"Players love the brutality and physical nature of our sport," Morey said. "Up until recently, most players thought of concussions as temporary and transitory injuries."
Kathy Brearley, the mother of former Penn lineman Owen Thomas, brought her son's high school football helmet to the hearing. Thomas had never had a concussion diagnosed at any age, Brearley said, but the helmet had numerous gashes and smudges across the front of it.
"That was the way he played," Brearley said after the hearing.
Brearley said her son would have cringed at being the center of so much attention. But she wanted to put a public face on chronic traumatic encephalopathy. Last week, a research team at Boston University School of Medicine announced it had determined Thomas had the beginning stages of the degenerative disease, believed to be chiefly caused by repeated head trauma.
"Maybe he had mild concussions that he never reported," Brearley said. "That would be Owen anxious to return to the game, not a coach pressurizing him. No one could pressurize Owen to do anything. Or maybe CTE is the cumulative effect of multiple subconcussions, compounded by some as yet unknown genetic component."
In her statement to the committee, Brearley said her goal was to put a face on CTE. She told of how her son would take his helmet off and "shake his long red hair as if he were a Viking."
She testified about how he was born with a confident type-A personality, and no fear. His mother said Thomas jumped into the deep end of a hotel swimming pool at age 4, before he knew how to swim.

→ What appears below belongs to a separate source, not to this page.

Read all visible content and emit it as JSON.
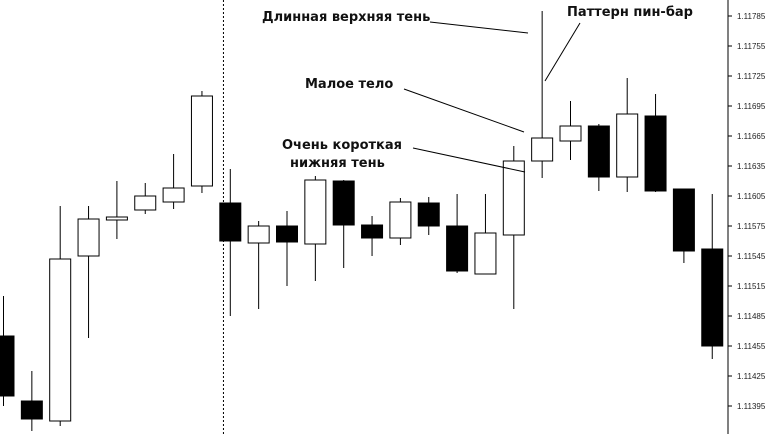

Thomas was "deeply kind," she said, to the point that parents of bullied kids would ask him to sit next to their child on the bus or give protection on the playground. He was organized - every school year, he color-coded his files, got index tabs, "stocked up on erasers . . ." On church mission trips, he did twice the work that everyone else did but came home starving. That's because at home he often drank gallons of milk and would stop at Wendy's to get "four double hamburgers with french fries."
The pastor of a Church of Christ in Allentown, Brearley had expected a future for her son as "a wonderful contributing citizen."
Brearley said that whatever the explanation for CTE, if her son had not committed suicide, "he faced an increasingly circumscribed future as his brain disease progressed. . . . The bright future to which he aspired would have eluded him."
Researchers have not directly linked Thomas' suicide to the CTE finding, and some medical professionals have pointed out that the medical benefits of playing sports far outweigh the unknown and seemingly slight odds of being debilitated by a degenerative disease caused by brain trauma. However, one of the goals of the legislation is to help end any belief that concussions are temporary conditions with no lasting effects.
"Every concussion is brain damage. There's no way to say it otherwise," said Rep. Bill Pascrell (D, N.J.), who coauthored a separate "Concussion Treatment and Care Tools Act," which passed out of another House subcommittee last week, and calls for concussion management guidelines.
In some ways, this is a so-called "apple pie" issue. No one comes out in favor of concussions. No member of Congress spoke against the bill discussed at Thursday's hearing. The proposed legislation is supported by NFL commissioner Roger Goodell and calls for requiring school districts to develop plans for concussion safety and management programs as well as education programs for youths and their parents. It also called for support of "when in doubt, sit it out" policies.
After the hearing, Morey spoke of his retirement this summer, which came after he had signed a three-year contract with the Seattle Seahawks. "It was almost the only decision. I felt like I didn't have a decision."
"I was part of an independent research study" at Boston University, Morey said. "And in that, I discussed my concussion history. I was going through my concussion history with Dr. [Robert] Cantu, he's looking at me like I'm a train wreck. He said 'I don't think you should be playing football, but I want you to contact the office in two weeks when the lab results come back.' "
Morey ignored that suggestion, but Cantu caught up with him at another conference on helmets and asked how he was doing.
"I had just finished a three-day migraine," Morey said. "It's just debilitating. I still have most concussion symptoms. I still have migraines and chronic headaches and blind spots."
Asked if he believed his condition would have been the same had he consulted a doctor two or three years ago, the Brown University graduate said, "You know what, I don't know. I don't think I would have been honest enough. I think only because of that research study I was finally honest with somebody. . . . The way that I've played the game for a long period of time, I've had my share of concussions and I've played through every one of them."
Cantu told Morey that he couldn't with a clear conscience tell him he should continue to play professional football. Morey, in the league since 1999, said he felt he had to disclose that to the Seahawks. He didn't think it would be fair to his teammates to "have to change the way I played the game."
"I knew the risks that I was taking when I was playing football," Morey said. "I knew the science. I still played through injuries that I probably shouldn't have. But that's on me. I'm a responsible adult. . . . Kids don't have that ability. Society hasn't deemed them responsible to make decisions where they can project consequences. If that's the case, it's on us as adults to pass these bills, to get behind legislation to help high school athletes and youth athletes manage their concussions properly."